Management at financial institutions in major disaster areas should conduct initial risk assessments and have a process for refining such assessments as more complete information becomes available and recovery efforts proceed, according to new examiner guidance issued Friday.
Additionally, the guidance advises examiners to consider the extent to which weaknesses in a financial institution’s financial condition are caused by external problems related to a major disaster and its aftermath.
The guidance, issued by the Office of the Comptroller of the Currency (OCC), in conjunction with other federal financial institution regulators (including the Federal Reserve, the Federal Deposit Insurance Corp. (FDIC), the National Credit Union Administration (NCUA) and state banking regulatory agencies) outlines supervisory practices for assessing the conditions at institutions directly affected by a catastrophe that results in a presidential declaration of a major disaster.
Those institutions include credit unions, national banks, federal savings associations, and federal branches and agencies of foreign banks. The guidance also applies, OCC said, to institutions that may be located outside the area declared a major disaster, but have loans to or investments in individuals or entities located in the area declared a major disaster.

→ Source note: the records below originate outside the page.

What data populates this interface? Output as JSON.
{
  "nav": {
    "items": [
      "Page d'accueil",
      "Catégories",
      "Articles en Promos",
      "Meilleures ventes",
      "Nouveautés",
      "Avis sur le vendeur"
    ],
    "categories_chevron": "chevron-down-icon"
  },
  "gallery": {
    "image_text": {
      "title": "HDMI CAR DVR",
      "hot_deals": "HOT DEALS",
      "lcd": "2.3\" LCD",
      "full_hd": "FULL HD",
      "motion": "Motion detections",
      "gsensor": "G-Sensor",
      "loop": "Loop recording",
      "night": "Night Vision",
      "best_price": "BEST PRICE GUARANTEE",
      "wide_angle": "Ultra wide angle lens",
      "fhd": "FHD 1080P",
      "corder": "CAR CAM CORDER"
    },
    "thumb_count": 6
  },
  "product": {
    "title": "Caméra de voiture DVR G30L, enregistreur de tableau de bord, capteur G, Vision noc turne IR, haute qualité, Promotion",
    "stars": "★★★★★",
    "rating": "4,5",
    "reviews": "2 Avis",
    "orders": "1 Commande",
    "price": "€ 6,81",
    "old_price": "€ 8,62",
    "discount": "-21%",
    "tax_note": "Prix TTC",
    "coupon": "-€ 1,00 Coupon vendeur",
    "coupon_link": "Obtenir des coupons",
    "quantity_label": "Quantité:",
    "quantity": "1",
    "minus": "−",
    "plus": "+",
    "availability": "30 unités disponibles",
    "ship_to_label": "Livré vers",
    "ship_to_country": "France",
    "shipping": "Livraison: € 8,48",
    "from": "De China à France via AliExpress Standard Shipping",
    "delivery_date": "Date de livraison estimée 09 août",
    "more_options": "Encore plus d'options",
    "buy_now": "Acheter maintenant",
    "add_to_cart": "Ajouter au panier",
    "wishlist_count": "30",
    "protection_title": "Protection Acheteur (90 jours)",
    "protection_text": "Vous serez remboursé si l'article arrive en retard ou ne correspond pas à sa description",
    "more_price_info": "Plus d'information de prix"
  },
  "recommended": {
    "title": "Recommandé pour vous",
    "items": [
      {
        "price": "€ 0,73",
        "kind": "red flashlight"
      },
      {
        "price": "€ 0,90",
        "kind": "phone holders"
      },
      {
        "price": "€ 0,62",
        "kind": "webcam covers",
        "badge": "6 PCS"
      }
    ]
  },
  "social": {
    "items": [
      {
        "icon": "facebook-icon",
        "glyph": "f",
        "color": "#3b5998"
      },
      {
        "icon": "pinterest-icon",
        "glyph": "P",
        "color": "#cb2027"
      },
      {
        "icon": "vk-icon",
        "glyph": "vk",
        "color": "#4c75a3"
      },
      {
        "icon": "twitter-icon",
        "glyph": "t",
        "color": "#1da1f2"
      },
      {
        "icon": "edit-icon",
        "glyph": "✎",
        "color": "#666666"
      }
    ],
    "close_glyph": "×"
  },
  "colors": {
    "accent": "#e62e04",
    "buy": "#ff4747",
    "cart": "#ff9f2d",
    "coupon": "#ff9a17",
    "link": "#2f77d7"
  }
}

The national bank regulator said it encourages “any bank the operations or condition of which was adversely affected by a major disaster to contact and discuss remediation plans with its examiners.”
OCC also said Friday’s guidance is more detailed than that issued in the past (such as OCC Bulletin 2012-28, “Responding to a Declaration of a Legal Holiday or a Natural Disaster: Supervisory Guidance on Natural Disasters and Other Emergency Conditions,” September 2012), and focuses on how examiners should consider rating banks that have been adversely affected by a natural disaster in declared major disaster areas.